Jason Wittes, Analyst
Does the EOS guidance include assumptions on pull-through? How should we think about the growth rate of EOS going forward?
Todd Koning, CFO
Yes, the guidance includes core EOS revenues. The order book is solid. Our ability to drive interest and yields is excellent. I like our chances for growth moving into 2022.
Sean Lee, Analyst
Just one last question on EOS. How are you keeping the sales team separate, or are you integrating everyone to cross-sell both products?
Patrick Miles, Chairman and CEO
It's a good question. In EOS’s case, it was an imaging company selling to radiologists. What we need is someone who utilizes the type of image. That’s typically a spine or orthopedic surgeon. I think it’s important that we overlap the selling forces. Our structure allows for this integration. They all report through a single channel, making it easier to promote those products together.
Todd Koning, CFO
It's really one sales force, but we've added resources specific to the capital sales process. We want to ensure alignment with the objectives and how we’re going forward.

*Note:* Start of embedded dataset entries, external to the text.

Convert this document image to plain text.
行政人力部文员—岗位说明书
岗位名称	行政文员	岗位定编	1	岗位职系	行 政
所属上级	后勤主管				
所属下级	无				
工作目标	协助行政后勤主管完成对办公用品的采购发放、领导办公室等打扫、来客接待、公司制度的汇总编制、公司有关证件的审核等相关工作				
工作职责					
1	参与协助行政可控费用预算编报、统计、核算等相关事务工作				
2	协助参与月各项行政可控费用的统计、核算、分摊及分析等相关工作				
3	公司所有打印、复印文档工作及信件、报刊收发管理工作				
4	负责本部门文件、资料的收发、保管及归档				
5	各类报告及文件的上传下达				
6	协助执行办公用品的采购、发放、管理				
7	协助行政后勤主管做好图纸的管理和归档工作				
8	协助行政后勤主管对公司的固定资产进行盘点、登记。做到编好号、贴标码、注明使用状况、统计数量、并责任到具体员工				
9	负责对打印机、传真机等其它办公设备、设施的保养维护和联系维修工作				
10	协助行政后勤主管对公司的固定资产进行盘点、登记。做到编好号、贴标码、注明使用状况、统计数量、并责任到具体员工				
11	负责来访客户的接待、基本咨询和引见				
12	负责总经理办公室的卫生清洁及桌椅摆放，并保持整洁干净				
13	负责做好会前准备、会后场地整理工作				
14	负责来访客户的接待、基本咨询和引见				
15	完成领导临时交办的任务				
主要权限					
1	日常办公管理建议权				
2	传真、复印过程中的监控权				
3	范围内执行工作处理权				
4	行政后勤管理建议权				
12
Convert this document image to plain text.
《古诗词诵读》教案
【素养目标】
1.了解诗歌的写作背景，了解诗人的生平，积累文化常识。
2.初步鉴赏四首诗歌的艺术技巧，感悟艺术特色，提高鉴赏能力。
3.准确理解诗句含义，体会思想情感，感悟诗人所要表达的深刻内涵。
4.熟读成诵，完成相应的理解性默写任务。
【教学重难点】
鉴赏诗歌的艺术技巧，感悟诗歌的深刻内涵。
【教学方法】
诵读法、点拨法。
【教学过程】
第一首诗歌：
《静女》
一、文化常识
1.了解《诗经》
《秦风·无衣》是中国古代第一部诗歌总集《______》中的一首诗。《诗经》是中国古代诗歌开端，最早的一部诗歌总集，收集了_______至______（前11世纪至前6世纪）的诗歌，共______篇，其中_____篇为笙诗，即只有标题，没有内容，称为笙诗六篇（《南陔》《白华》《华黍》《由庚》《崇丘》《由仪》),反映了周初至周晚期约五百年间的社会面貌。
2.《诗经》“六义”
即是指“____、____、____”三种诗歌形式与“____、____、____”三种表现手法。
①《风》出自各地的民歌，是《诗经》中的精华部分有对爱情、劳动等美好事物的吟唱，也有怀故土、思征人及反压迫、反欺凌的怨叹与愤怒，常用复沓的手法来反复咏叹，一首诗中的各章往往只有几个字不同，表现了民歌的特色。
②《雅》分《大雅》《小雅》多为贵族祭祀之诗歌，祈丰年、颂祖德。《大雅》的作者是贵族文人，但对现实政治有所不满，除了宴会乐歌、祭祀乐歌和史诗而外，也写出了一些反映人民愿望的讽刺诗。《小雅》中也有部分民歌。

Patrick Miles, Chairman and CEO
Looking back at SafeOp’s success, we try to recuperate that with yields. There's a real effort going forward to ensure the findings translate into ATEC products. You’ll see our surgical planning platform be informed with ATEC products, highlighting the tailored approach to surgery. Thanks very much. I wanted to thank everybody for their interest in ATEC. We have a long run in front of us and am super excited about moving the field of spine surgery forward. I appreciate everybody's interest.
Operator, Operator
This concludes today's conference call. Thank you for participating. You may now disconnect.